In [1]:
import pandas as pd
from pandas import Timestamp
import datetime as datetime

# from IPython.core.interactiveshell import InteractiveShell
# InteractiveShell.ast_node_interactivity = "all"

In [2]:
#this is a dataset for the timestamps of busses at the Amsterdam & 125th st stop on M100 line going uptown 
busArrivals = pd.read_csv("../../data/Arrivals_M100.csv")

# loopTime is the minimum amount of time, in minutes, that it takes a bus to complete the bus route and 
    # arrive at this stop to complete the circuit once again
loopTime = datetime.timedelta(minutes=105)

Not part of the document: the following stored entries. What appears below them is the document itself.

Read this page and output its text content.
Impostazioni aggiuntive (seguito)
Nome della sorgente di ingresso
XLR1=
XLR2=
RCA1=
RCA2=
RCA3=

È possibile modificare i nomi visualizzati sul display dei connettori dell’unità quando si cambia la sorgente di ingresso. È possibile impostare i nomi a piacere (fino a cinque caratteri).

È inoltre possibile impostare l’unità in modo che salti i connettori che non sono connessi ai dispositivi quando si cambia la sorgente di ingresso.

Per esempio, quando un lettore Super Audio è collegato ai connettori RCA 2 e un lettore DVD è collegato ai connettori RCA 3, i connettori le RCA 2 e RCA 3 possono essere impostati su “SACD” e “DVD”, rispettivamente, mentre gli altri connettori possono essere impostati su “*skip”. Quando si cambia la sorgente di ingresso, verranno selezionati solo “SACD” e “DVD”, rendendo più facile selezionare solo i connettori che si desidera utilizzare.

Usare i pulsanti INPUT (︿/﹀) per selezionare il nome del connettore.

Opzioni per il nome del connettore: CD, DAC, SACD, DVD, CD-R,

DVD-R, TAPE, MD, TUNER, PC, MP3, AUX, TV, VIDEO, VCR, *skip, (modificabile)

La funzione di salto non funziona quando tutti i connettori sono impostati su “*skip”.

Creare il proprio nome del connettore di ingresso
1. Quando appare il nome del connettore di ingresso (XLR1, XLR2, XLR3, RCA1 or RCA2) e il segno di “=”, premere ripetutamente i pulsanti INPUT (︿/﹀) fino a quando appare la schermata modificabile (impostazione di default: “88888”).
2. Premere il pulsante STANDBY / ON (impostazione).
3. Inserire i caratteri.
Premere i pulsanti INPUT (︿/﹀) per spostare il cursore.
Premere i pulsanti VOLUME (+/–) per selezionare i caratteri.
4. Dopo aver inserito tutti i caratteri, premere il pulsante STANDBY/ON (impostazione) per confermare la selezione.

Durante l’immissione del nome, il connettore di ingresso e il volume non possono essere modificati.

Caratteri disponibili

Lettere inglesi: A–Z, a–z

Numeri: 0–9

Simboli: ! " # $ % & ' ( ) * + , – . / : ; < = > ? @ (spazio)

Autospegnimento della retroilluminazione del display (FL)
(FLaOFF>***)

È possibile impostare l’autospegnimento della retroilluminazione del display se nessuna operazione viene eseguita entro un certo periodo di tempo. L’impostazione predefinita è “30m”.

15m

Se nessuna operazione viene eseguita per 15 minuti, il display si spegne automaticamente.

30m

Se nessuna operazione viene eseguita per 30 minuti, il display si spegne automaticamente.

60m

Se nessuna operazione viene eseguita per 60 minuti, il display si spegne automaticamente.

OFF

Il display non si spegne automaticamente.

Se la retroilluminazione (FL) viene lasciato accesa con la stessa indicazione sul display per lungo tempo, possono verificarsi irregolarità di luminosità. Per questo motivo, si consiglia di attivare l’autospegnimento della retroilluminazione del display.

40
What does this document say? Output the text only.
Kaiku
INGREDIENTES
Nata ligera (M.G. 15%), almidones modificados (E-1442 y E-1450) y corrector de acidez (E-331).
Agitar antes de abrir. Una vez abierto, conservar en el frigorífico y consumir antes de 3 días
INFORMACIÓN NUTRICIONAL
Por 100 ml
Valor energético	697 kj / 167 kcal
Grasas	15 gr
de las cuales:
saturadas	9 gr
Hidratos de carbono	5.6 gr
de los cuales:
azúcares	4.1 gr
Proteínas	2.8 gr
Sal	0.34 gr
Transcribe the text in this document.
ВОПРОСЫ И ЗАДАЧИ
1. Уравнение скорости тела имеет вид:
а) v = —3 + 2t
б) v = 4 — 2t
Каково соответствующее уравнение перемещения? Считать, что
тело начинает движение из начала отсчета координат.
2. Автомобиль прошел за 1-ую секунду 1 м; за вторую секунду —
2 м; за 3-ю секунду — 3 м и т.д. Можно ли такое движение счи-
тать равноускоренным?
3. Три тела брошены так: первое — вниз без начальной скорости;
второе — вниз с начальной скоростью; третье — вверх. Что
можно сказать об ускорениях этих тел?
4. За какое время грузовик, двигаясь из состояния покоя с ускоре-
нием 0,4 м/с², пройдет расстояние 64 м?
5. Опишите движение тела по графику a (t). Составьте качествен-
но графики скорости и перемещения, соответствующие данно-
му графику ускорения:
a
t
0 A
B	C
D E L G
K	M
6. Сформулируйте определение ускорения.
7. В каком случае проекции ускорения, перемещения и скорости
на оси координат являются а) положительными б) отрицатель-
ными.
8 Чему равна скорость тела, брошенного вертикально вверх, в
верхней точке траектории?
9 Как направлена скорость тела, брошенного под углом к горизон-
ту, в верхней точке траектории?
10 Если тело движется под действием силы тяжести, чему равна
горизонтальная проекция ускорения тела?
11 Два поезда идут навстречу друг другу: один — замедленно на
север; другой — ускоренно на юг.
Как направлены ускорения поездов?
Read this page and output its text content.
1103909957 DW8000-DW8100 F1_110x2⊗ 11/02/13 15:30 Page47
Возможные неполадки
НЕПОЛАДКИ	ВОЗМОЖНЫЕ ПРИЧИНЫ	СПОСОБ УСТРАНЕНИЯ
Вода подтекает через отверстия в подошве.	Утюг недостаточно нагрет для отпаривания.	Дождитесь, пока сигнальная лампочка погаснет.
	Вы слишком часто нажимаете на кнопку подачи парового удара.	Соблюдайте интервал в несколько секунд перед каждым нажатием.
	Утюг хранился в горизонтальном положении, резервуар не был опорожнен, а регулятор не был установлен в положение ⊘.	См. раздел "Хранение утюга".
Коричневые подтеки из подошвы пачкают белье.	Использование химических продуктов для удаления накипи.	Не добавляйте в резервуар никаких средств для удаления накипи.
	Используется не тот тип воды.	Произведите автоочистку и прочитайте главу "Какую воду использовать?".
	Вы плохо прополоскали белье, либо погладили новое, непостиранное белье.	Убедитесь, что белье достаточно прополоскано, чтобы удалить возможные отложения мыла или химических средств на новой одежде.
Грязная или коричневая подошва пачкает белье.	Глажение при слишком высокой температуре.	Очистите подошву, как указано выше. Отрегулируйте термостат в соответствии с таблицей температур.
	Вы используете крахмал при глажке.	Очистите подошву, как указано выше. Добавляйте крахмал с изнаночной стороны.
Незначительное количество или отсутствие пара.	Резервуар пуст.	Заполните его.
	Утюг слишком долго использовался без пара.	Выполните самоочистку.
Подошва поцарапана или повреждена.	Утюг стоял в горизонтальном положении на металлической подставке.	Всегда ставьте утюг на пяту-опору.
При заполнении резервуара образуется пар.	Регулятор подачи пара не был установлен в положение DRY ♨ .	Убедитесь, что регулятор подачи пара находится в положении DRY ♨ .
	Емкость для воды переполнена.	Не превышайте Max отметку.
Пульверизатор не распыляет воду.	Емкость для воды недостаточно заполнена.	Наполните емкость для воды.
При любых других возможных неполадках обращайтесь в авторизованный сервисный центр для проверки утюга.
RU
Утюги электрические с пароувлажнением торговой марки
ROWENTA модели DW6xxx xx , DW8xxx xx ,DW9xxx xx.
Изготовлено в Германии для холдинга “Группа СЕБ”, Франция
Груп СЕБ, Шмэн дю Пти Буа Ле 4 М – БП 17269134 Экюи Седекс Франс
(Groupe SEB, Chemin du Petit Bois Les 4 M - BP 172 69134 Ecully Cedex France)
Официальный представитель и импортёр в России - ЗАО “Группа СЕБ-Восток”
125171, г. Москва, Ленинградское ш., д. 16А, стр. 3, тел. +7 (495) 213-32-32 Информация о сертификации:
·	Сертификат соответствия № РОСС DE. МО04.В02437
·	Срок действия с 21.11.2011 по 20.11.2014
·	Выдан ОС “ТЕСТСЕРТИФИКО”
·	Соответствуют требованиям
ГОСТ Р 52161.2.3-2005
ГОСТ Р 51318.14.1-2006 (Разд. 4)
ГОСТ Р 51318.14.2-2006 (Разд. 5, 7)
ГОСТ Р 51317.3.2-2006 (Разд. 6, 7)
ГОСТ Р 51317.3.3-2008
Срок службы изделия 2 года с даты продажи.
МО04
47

# Ensure ordering by VehicleRef (a vehicle identifier for busses) and RecordedAtTime (timestamps)
busArrivals = busArrivals.loc[:,['RecordedAtTime','VehicleRef']].sort_values(['VehicleRef','RecordedAtTime'])

# Resetting Index and deleting resulting index column after ordering for shift later on.
busArrivals = busArrivals.reset_index()
busArrivals.drop(columns=['index',],inplace=True)

# Ensure that RecordedAtTime is of correct data type to find timedelta
busArrivals['RecordedAtTime'] = pd.to_datetime(busArrivals['RecordedAtTime'])

# find difference between CURRENT timestamp and PREVIOUS for each gps-timestamp
    #busArrivals['timeDelta'] = busArrivals_Grouped['RecordedAtTime'].diff()
busArrivals['timeDelta'] = busArrivals['RecordedAtTime'].diff()

# we want to find all the timestamps where busses pull away from this one stop. 
    # the departure time is when we consider that a passenger is no longer waiting for their journey to start. 
    # hence, we count bus idleing as part of the passengers experienced wait time

# wherever the difference between two consecutive timestamps is greater than the loopTime, 
    # the bus has finished it's route and come back to the same stop it started at.
    # The bus is not idleing.  
busArrivals['hasLooped'] = busArrivals['timeDelta'] > loopTime

#fixing some edge cases e.g. the first datapoint has no timedeta because no other time precedes it
busArrivals.loc[0,'timeDelta'] = 0

# # where the timedeta is NaT, set to haslooped=True. We do this so that the first Entry for a given Vehicleref won't 
#     # count as a departure time, but the last entry from the previous VehicleRef entry will.
# busArrivals.loc[busArrivals['timeDelta'].isnull(),'hasLooped'] = True

# wherever the next arrival is a Looparound, the current timestamp is considered a departure from the stop
busArrivals['isDeparting'] = busArrivals['hasLooped'].shift(-1)

#the last entry in the entire dataframe must be included as a departure
busArrivals.loc[busArrivals.index[-1], 'isDeparting']= True

# If the next bus is not the same as the current bus, then this entry must be considered a departure
busArrivals['NextVehicleRef'] = busArrivals['VehicleRef'].shift(-1).fillna("") #create next bus column by shifting current bus up by 1 relative to index
mask = busArrivals['VehicleRef'] != busArrivals['NextVehicleRef']
busArrivals.loc[mask, 'isDeparting'] = True

# return all rows where the busses are departing
busArrivals = busArrivals[busArrivals['isDeparting'] != False]

(5398, 18)

In [3]:
busArrivals.shape

(2490, 6)